Já Metafauna e Paraflornalia transformam cápsulas de café, garrafas de iogurte e redes de frutas em recifes de coral e pradarias marinhas — obras bonitas o bastante para, por um instante, nos fazer esquecer do que realmente são feitas.

E isso é intencional. A artista quer que a beleza seja capaz de convencer por si só. Suas obras sobre veganismo e bem-estar animal, assim como aquelas feitas a partir de botes de resgate descartados, que remetem ao deslocamento e ao refúgio, não colocam dados e estatísticas em primeiro plano. Começam pela cor, pelos padrões, pelo trabalho artesanal, e deixam que a origem dos materiais seja percebida apenas em uma segunda camada de apreciação da obra.

Para além da obra
A prática de Francesca vai muito além do ateliê. Ela fundou o ArtforTrash, um formato de encomenda em que o próprio lixo do cliente se transforma em matéria-prima para obras feitas sob medida, e o Payment in Kind(ness), que permite substituir o pagamento por atitudes sustentáveis. Também está por trás do GREENy bastARTs, coletivo internacional de artistas dedicados a causas ambientais. Paralelamente à produção artística, Francesca dá palestras, já expôs em mais de cem espaços ao redor do mundo e passou períodos colaborando com institutos de pesquisa marinha — mais recentemente, em projetos envolvendo resíduos recuperados da lagoa de Veneza e da costa escocesa.
Nada disso ocupa um lugar secundário em seu trabalho. As encomendas, o coletivo, o ensino: são diferentes formas de defender a mesma ideia: aquilo que descartamos ainda tem valor e que, nas mãos certas, é possível prová-lo.

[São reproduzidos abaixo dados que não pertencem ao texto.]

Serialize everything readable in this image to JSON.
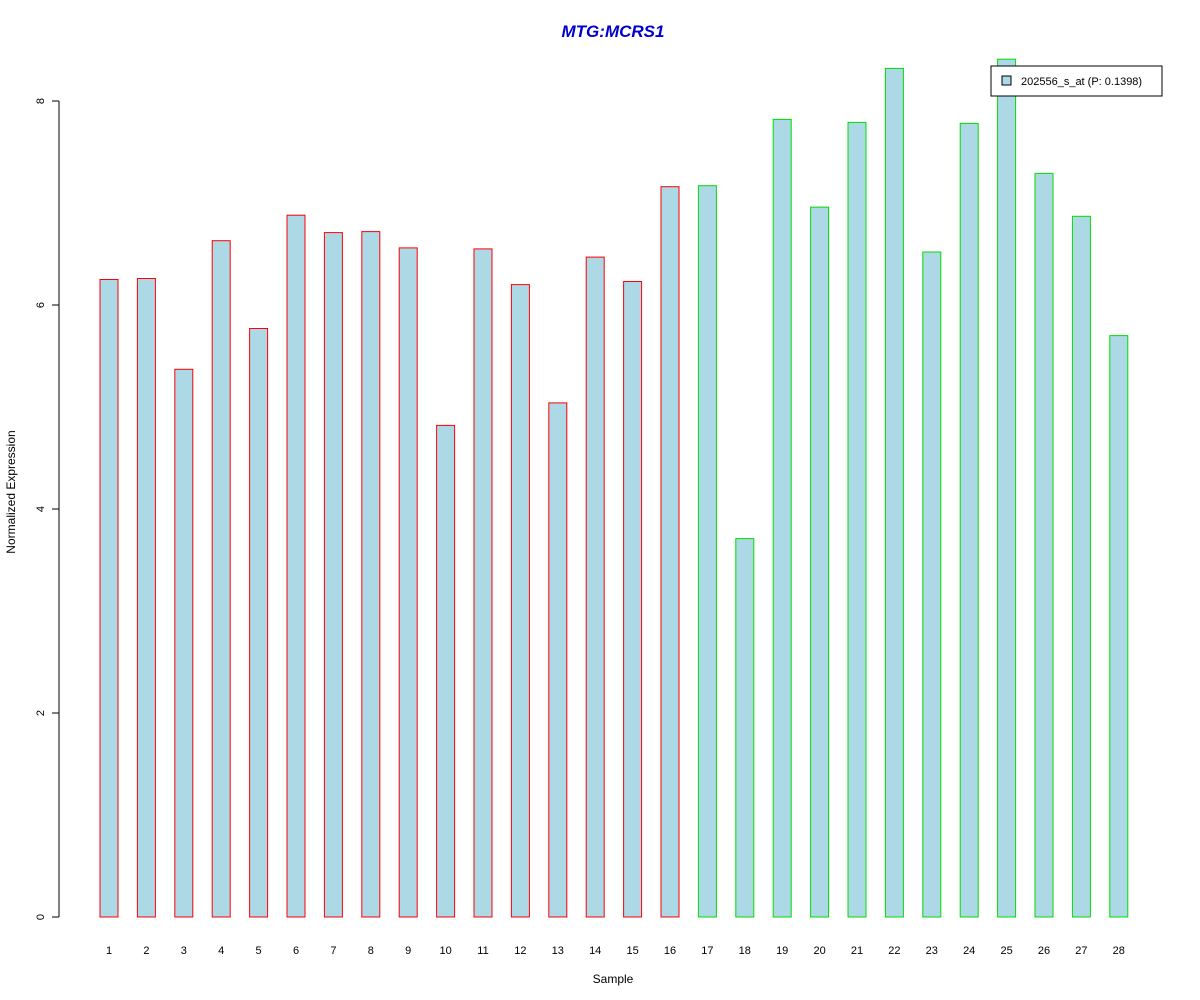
{
  "chart_data": {
    "type": "bar",
    "title": "MTG:MCRS1",
    "xlabel": "Sample",
    "ylabel": "Normalized Expression",
    "ylim": [
      0,
      8.4
    ],
    "y_ticks": [
      0,
      2,
      4,
      6,
      8
    ],
    "categories": [
      "1",
      "2",
      "3",
      "4",
      "5",
      "6",
      "7",
      "8",
      "9",
      "10",
      "11",
      "12",
      "13",
      "14",
      "15",
      "16",
      "17",
      "18",
      "19",
      "20",
      "21",
      "22",
      "23",
      "24",
      "25",
      "26",
      "27",
      "28"
    ],
    "values": [
      6.25,
      6.26,
      5.37,
      6.63,
      5.77,
      6.88,
      6.71,
      6.72,
      6.56,
      4.82,
      6.55,
      6.2,
      5.04,
      6.47,
      6.23,
      7.16,
      7.17,
      3.71,
      7.82,
      6.96,
      7.79,
      8.32,
      6.52,
      7.78,
      8.41,
      7.29,
      6.87,
      5.7
    ],
    "groups": [
      "red",
      "red",
      "red",
      "red",
      "red",
      "red",
      "red",
      "red",
      "red",
      "red",
      "red",
      "red",
      "red",
      "red",
      "red",
      "red",
      "green",
      "green",
      "green",
      "green",
      "green",
      "green",
      "green",
      "green",
      "green",
      "green",
      "green",
      "green"
    ],
    "legend": {
      "label": "202556_s_at (P: 0.1398)",
      "position": "top-right"
    },
    "grid": false,
    "colors": {
      "title": "#0000cc",
      "bar_fill": "#add8e6",
      "red_border": "#ff0000",
      "green_border": "#00dd00",
      "axis": "#000000"
    }
  }
}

Um tesouro de outra natureza
O que faz o trabalho de Busca realmente funcionar não é apenas o conceito, mas a disciplina que existe por trás dele. Qualquer pessoa pode colar tampinhas sobre uma superfície e chamar o resultado de crítica social. Construir com mil delas uma paisagem marinha coerente, tessela por tessela, com o olhar de uma mosaicista para a relação entre cada fragmento e o seguinte, exige um domínio técnico de outra ordem.
Seus materiais nunca desaparecem por completo dentro da imagem, e esse é justamente o ponto. Ainda é possível reconhecer um lacre de latinha como um lacre de latinha. A artista não quer que você esqueça aquilo que está diante dos seus olhos. Quer que aprenda a enxergá-lo de outra maneira.
Assim, quando você finalmente perceber as cápsulas de café, provavelmente já foi conquistado pela obra.